Physical Therapy Companies Agree to Pay $4 Million to Settle False Claims Allegations

  • New York AG Letitia James and the S. Department of Justice reached a settlement with Williamsburg Physical Therapy, P.C., Euro Physical Therapy, P.C., and the companies’ owners and operators (collectively “the Companies”) to resolve allegations that the Companies falsely billed Medicaid, Medicare, and other federal healthcare benefits programs for physical therapy services in violation of the federal and state False Claims Acts.
  • According to the AG’s office, a qui tam lawsuit brought by whistleblowers alleged that the Companies billed the federal programs for physical therapy services provided by someone other than the licensed therapist identified on the claim, including unlicensed aides, and that the Companies submitted backdated claims for services provided after the authorization for the treatment had expired.
  • Under the terms of the settlement agreement, the Companies will pay $4 million, of which $2.8 million will be paid to the United States and $1.2 million to New York.

State vs. Federal

Democratic AGs File Amicus Brief in Support of North Carolina’s Clean Water Act Certification Authority

  • Ten Democratic AGs, led by Washington AG Bob Ferguson, filed an amicus brief in the U.S. Court of Appeals for the Fourth Circuit in North Carolina Department of Environmental Quality v.
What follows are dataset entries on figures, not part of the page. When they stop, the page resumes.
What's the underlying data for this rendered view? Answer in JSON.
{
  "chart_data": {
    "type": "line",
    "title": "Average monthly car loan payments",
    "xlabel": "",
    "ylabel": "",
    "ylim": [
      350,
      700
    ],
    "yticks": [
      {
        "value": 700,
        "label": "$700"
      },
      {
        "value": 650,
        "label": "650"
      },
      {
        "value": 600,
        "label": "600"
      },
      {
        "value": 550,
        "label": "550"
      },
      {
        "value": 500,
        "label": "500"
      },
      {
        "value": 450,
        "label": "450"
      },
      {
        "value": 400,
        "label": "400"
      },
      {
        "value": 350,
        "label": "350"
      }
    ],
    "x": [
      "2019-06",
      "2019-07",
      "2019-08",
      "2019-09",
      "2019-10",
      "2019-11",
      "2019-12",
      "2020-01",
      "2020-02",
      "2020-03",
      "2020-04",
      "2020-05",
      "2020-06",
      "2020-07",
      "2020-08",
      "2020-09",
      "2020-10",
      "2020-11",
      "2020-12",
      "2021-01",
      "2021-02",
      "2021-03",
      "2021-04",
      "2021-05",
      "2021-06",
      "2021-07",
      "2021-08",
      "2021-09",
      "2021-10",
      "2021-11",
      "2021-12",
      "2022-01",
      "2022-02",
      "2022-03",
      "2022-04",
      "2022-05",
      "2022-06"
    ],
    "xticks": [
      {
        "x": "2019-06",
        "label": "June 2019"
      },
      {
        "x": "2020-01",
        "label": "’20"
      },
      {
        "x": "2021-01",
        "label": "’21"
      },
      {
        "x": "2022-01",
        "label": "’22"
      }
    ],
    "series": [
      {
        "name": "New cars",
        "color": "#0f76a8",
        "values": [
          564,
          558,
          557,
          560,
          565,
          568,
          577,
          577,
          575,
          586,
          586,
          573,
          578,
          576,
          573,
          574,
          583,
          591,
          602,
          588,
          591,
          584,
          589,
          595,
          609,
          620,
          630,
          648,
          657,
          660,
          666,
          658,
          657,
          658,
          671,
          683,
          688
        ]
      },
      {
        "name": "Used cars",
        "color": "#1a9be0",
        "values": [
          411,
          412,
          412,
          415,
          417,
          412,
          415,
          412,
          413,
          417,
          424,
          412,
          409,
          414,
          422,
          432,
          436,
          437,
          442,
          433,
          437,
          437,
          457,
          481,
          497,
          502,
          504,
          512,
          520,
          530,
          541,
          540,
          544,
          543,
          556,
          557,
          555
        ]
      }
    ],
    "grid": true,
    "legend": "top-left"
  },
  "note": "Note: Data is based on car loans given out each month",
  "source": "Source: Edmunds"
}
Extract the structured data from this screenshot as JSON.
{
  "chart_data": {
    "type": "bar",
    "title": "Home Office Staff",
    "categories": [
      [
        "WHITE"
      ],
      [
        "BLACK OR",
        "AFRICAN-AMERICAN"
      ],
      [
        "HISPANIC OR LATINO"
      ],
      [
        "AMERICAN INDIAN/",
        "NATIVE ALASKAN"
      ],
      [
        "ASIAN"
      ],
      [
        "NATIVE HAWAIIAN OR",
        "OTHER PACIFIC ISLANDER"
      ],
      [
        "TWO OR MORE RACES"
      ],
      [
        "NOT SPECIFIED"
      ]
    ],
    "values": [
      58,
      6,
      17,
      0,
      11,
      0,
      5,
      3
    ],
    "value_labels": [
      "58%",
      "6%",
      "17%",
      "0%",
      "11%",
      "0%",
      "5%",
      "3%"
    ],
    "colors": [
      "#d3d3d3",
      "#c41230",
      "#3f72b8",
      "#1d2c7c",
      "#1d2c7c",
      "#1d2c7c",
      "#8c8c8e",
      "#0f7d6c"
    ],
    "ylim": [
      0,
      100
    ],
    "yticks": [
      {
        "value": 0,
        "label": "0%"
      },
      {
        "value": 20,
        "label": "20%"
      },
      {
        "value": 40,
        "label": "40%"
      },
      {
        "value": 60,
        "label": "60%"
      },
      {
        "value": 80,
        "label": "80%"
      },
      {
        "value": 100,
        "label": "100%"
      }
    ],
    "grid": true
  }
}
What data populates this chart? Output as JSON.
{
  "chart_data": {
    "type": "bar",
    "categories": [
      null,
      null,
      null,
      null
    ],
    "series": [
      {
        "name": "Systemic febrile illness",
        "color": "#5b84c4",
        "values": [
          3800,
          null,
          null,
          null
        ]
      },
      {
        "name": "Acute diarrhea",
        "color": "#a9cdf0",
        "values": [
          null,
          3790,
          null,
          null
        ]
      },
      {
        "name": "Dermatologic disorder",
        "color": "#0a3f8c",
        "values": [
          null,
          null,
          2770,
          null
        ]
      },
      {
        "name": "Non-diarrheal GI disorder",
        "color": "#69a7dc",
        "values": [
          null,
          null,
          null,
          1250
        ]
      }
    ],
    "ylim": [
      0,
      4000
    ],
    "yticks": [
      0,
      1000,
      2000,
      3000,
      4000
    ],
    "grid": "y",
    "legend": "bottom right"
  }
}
Federal Energy Regulatory Commission (FERC), Nos. 20-1655 (L), 20-1671, in support of North Carolina’s position that the district court erred in upholding a FERC order finding that the state had waived its authority under section 401 of the Clean Water Act (“CWA”) to certify that a hydroelectric project meets state water quality standards and other state requirements.
  • The challenged FERC order found that North Carolina waived its CWA authority when it issued its certification after the statute’s one-year deadline. North Carolina argues that the applicant withdrew and resubmitted its request to avoid a finding that the request was incomplete and to allow the application to be completed within the time restriction, which does not result in a CWA waiver.
  • The brief argues that the CWA provides a mechanism for states to protect their water quality by requiring projects to receive Section 401 certification from states into which discharges may flow, that FERC’s waiver determination was contrary to the plain language and the legislative history of the CWA’s waiver provision, and that the case on which FERC relied in its waiver determination is distinguishable from the circumstances in North Carolina’s case.